Jussi Tapola bleibt sich und seinem Stil treu und setzt in Bern um, was ihn in Finnland zu einem der besten Trainer der Welt gemacht hat: Er ist konsequent. Kommunikativer zwar als Kari Jalonen. Aber hockey- und führungstechnisch noch sturer.
So richtig rocken und rollen würde es erst, wenn es – wie zuvor in Tampere – diesem oder jenem alteingesessenen Leitwolf und nicht bloss den Hinterbänklern und den Gastarbeitern an den Kragen geht. «Ja, wir wissen, wie unser Trainer in Finnland gearbeitet hat», sagt Marc Lüthi. «Aber bei uns wird es keine Transfers von wichtigen Spielern geben.» Tatsächlich lobt Jussi Tapola die Arbeitseinstellung des harten SCB-Kerns um Simon Moser immer wieder. Und Marc Lüthi ergänzt: «Simon Moser gibt in jeder Partie ein Maximum.» Dass der Captain gehen muss – wie einst in Tampere – ist also nicht zu erwarten.
Das Risiko der Revolution: In Tampere hatte Jussi Tapola viel mehr Spieler in der eigenen Organisation zur Verfügung als in Bern.

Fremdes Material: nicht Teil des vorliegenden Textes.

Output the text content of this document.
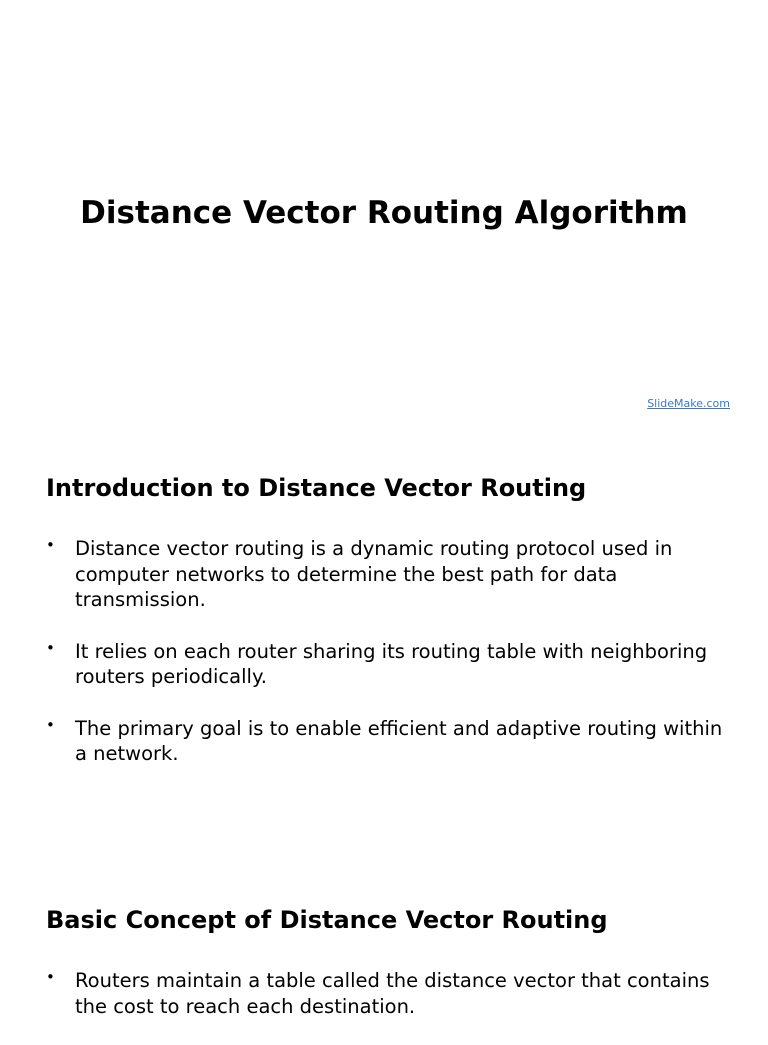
Distance Vector Routing Algorithm
SlideMake.com
Introduction to Distance Vector Routing
• Distance vector routing is a dynamic routing protocol used in computer networks to determine the best path for data transmission.
• It relies on each router sharing its routing table with neighboring routers periodically.
• The primary goal is to enable efficient and adaptive routing within a network.
Basic Concept of Distance Vector Routing
• Routers maintain a table called the distance vector that contains the cost to reach each destination.
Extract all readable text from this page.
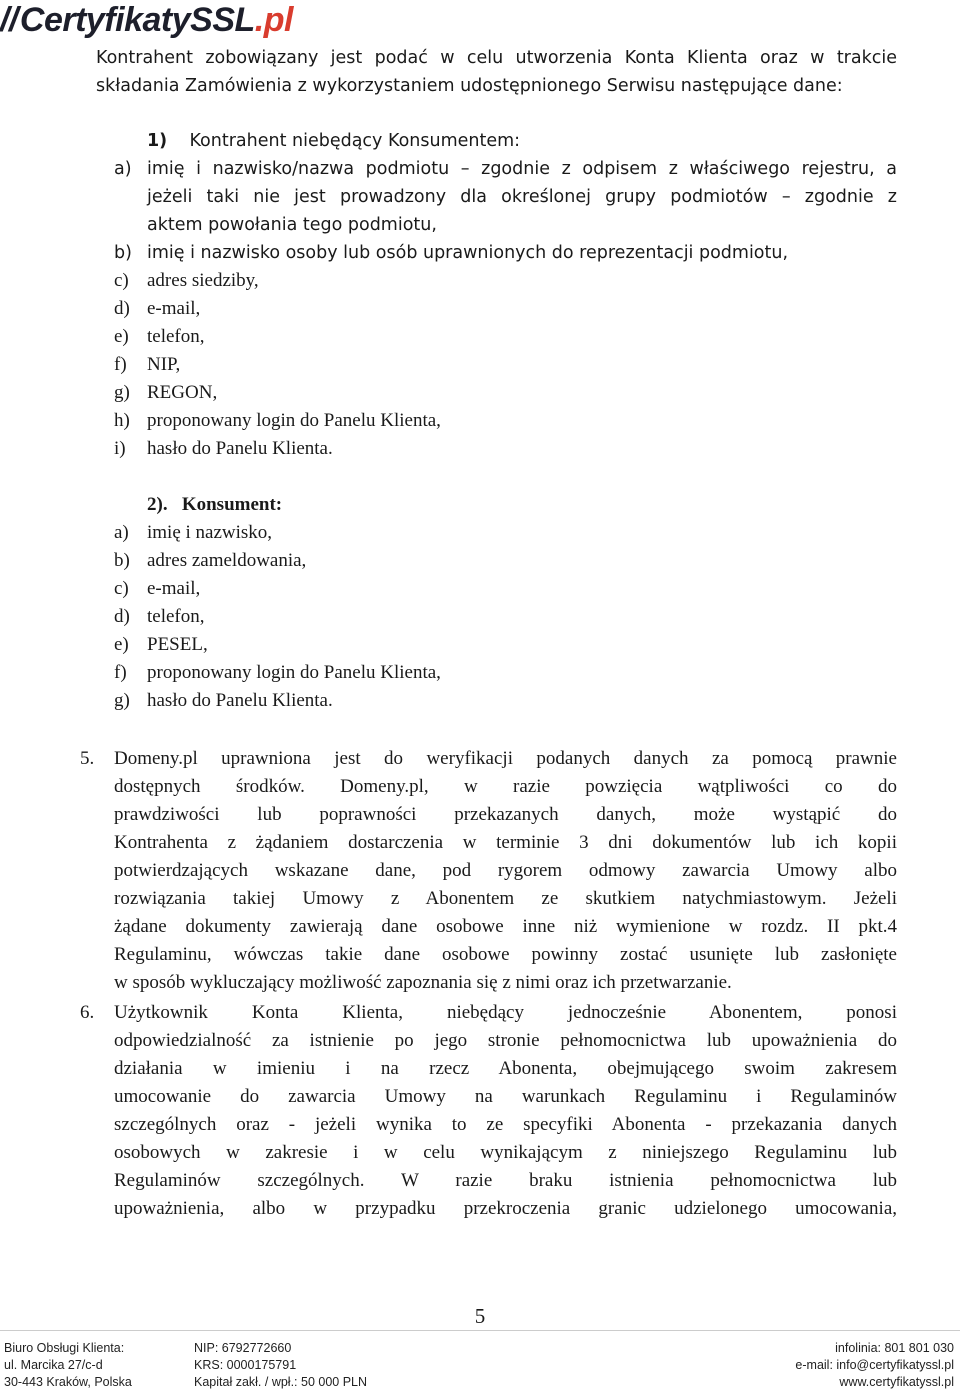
// CertyfikatySSL .pl
Kontrahent zobowiązany jest podać w celu utworzenia Konta Klienta oraz w trakcie
składania Zamówienia z wykorzystaniem udostępnionego Serwisu następujące dane:
1) Kontrahent niebędący Konsumentem:
a) imię i nazwisko/nazwa podmiotu – zgodnie z odpisem z właściwego rejestru, a
jeżeli taki nie jest prowadzony dla określonej grupy podmiotów – zgodnie z
aktem powołania tego podmiotu,
b) imię i nazwisko osoby lub osób uprawnionych do reprezentacji podmiotu,
c) adres siedziby,
d) e-mail,
e) telefon,
f) NIP,
g) REGON,
h) proponowany login do Panelu Klienta,
i) hasło do Panelu Klienta.
2). Konsument:
a) imię i nazwisko,
b) adres zameldowania,
c) e-mail,
d) telefon,
e) PESEL,
f) proponowany login do Panelu Klienta,
g) hasło do Panelu Klienta.
5. Domeny.pl uprawniona jest do weryfikacji podanych danych za pomocą prawnie
dostępnych środków. Domeny.pl, w razie powzięcia wątpliwości co do
prawdziwości lub poprawności przekazanych danych, może wystąpić do
Kontrahenta z żądaniem dostarczenia w terminie 3 dni dokumentów lub ich kopii
potwierdzających wskazane dane, pod rygorem odmowy zawarcia Umowy albo
rozwiązania takiej Umowy z Abonentem ze skutkiem natychmiastowym. Jeżeli
żądane dokumenty zawierają dane osobowe inne niż wymienione w rozdz. II pkt.4
Regulaminu, wówczas takie dane osobowe powinny zostać usunięte lub zasłonięte
w sposób wykluczający możliwość zapoznania się z nimi oraz ich przetwarzanie.
6. Użytkownik Konta Klienta, niebędący jednocześnie Abonentem, ponosi
odpowiedzialność za istnienie po jego stronie pełnomocnictwa lub upoważnienia do
działania w imieniu i na rzecz Abonenta, obejmującego swoim zakresem
umocowanie do zawarcia Umowy na warunkach Regulaminu i Regulaminów
szczególnych oraz - jeżeli wynika to ze specyfiki Abonenta - przekazania danych
osobowych w zakresie i w celu wynikającym z niniejszego Regulaminu lub
Regulaminów szczególnych. W razie braku istnienia pełnomocnictwa lub
upoważnienia, albo w przypadku przekroczenia granic udzielonego umocowania,
5
Biuro Obsługi Klienta:
ul. Marcika 27/c-d
30-443 Kraków, Polska
NIP: 6792772660
KRS: 0000175791
Kapitał zakł. / wpł.: 50 000 PLN
infolinia: 801 801 030
e-mail: info@certyfikatyssl.pl
www.certyfikatyssl.pl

Die Nachwuchstalente waren näher am Leistungsniveau der höchsten Liga als Berns Junioren. Seine «Opfer» konnte er bedenkenlos aus den eigenen Reihen ersetzen. Das ist in Bern nicht möglich. Was dazu führt, dass Sportchef Andrew Ebbet immer wieder Spieler aus anderen Organisationen (Genf, Kloten, Biel) holen muss, die im Normalfall für einen Transfer nach Bern nicht infrage kämen. Um die Lücken und das Matchblatt zu füllen.

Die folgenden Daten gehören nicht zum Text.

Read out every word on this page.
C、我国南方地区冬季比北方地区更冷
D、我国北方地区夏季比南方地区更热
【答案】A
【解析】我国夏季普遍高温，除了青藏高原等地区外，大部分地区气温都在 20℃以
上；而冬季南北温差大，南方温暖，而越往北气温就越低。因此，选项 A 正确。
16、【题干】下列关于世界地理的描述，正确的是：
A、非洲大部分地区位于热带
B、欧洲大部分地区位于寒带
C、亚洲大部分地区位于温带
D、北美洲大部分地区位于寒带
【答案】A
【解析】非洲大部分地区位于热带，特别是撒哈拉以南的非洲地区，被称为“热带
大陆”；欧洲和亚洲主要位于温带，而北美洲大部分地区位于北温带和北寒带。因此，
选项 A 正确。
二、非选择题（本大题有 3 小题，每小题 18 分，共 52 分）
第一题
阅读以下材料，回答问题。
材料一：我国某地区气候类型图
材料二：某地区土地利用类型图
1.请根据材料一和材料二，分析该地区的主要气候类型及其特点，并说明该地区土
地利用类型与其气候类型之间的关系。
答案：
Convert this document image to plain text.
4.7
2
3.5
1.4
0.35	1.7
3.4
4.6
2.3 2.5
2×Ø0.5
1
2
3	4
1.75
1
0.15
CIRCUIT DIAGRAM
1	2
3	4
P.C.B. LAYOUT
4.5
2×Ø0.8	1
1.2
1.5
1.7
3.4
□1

Die Chancen der Revolution: Die Dynamik der permanenten Unruhe bleibt bis Saisonende höher als die Verunsicherung. Dann kann der SCB sehr weit kommen. Wohlweislich hütet sich Marc Lüthi vor einer Prognose und sagt: «Abgerechnet wird am Ende der Saison.»

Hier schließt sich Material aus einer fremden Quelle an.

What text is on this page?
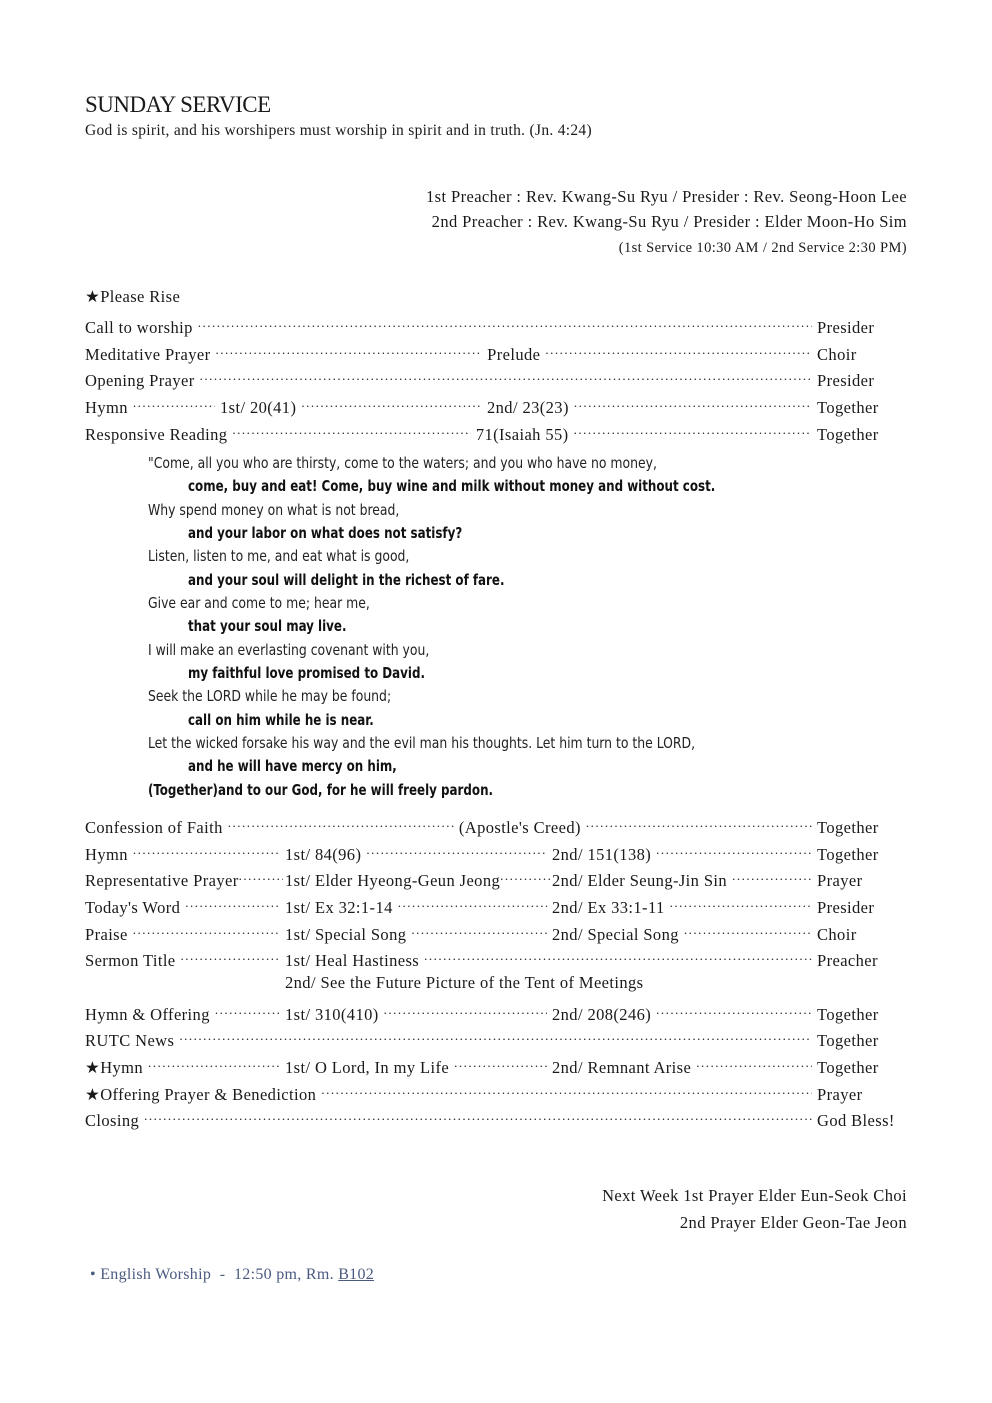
SUNDAY SERVICE
God is spirit, and his worshipers must worship in spirit and in truth. (Jn. 4:24)
1st Preacher : Rev. Kwang-Su Ryu / Presider : Rev. Seong-Hoon Lee
2nd Preacher : Rev. Kwang-Su Ryu / Presider : Elder Moon-Ho Sim
(1st Service 10:30 AM / 2nd Service 2:30 PM)
★Please Rise
Call to worship .....	Presider
Meditative Prayer .....	Prelude .....	Choir
Opening Prayer .....	Presider
Hymn .....	1st/ 20(41) .....	2nd/ 23(23) .....	Together
Responsive Reading .....	71(Isaiah 55) .....	Together
"Come, all you who are thirsty, come to the waters; and you who have no money,
come, buy and eat! Come, buy wine and milk without money and without cost.
Why spend money on what is not bread,
and your labor on what does not satisfy?
Listen, listen to me, and eat what is good,
and your soul will delight in the richest of fare.
Give ear and come to me; hear me,
that your soul may live.
I will make an everlasting covenant with you,
my faithful love promised to David.
Seek the LORD while he may be found;
call on him while he is near.
Let the wicked forsake his way and the evil man his thoughts. Let him turn to the LORD,
and he will have mercy on him,
(Together)and to our God, for he will freely pardon.
Confession of Faith .....	(Apostle's Creed) .....	Together
Hymn .....	1st/ 84(96) .....	2nd/ 151(138) .....	Together
Representative Prayer .....	1st/ Elder Hyeong-Geun Jeong .....	2nd/ Elder Seung-Jin Sin .....	Prayer
Today's Word .....	1st/ Ex 32:1-14 .....	2nd/ Ex 33:1-11 .....	Presider
Praise .....	1st/ Special Song .....	2nd/ Special Song .....	Choir
Sermon Title .....	1st/ Heal Hastiness .....	Preacher
2nd/ See the Future Picture of the Tent of Meetings
Hymn & Offering .....	1st/ 310(410) .....	2nd/ 208(246) .....	Together
RUTC News .....	Together
★Hymn .....	1st/ O Lord, In my Life .....	2nd/ Remnant Arise .....	Together
★Offering Prayer & Benediction .....	Prayer
Closing .....	God Bless!
Next Week 1st Prayer Elder Eun-Seok Choi
2nd Prayer Elder Geon-Tae Jeon
• English Worship  -  12:50 pm, Rm. B102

Ja, der SCB dreht in der Sportabteilung durch. Aber das ist nach der beispiellosen sportlichen Misswirtschaft der letzten drei Jahre eben auch notwendig. Das Risiko der Revolution: Die Berner können nicht mehr stehen bleiben und den Fuss vom Gaspedal nehmen. Sie scheitern, wenn Jussi Tapola auf einmal nicht mehr den Mut hat, weiterhin konsequent und unbeirrt seinen Weg zu gehen. Dann würde er bei seiner Mission «Make the SCB great again» auf halbem Weg stehen bleiben. Und abstürzen.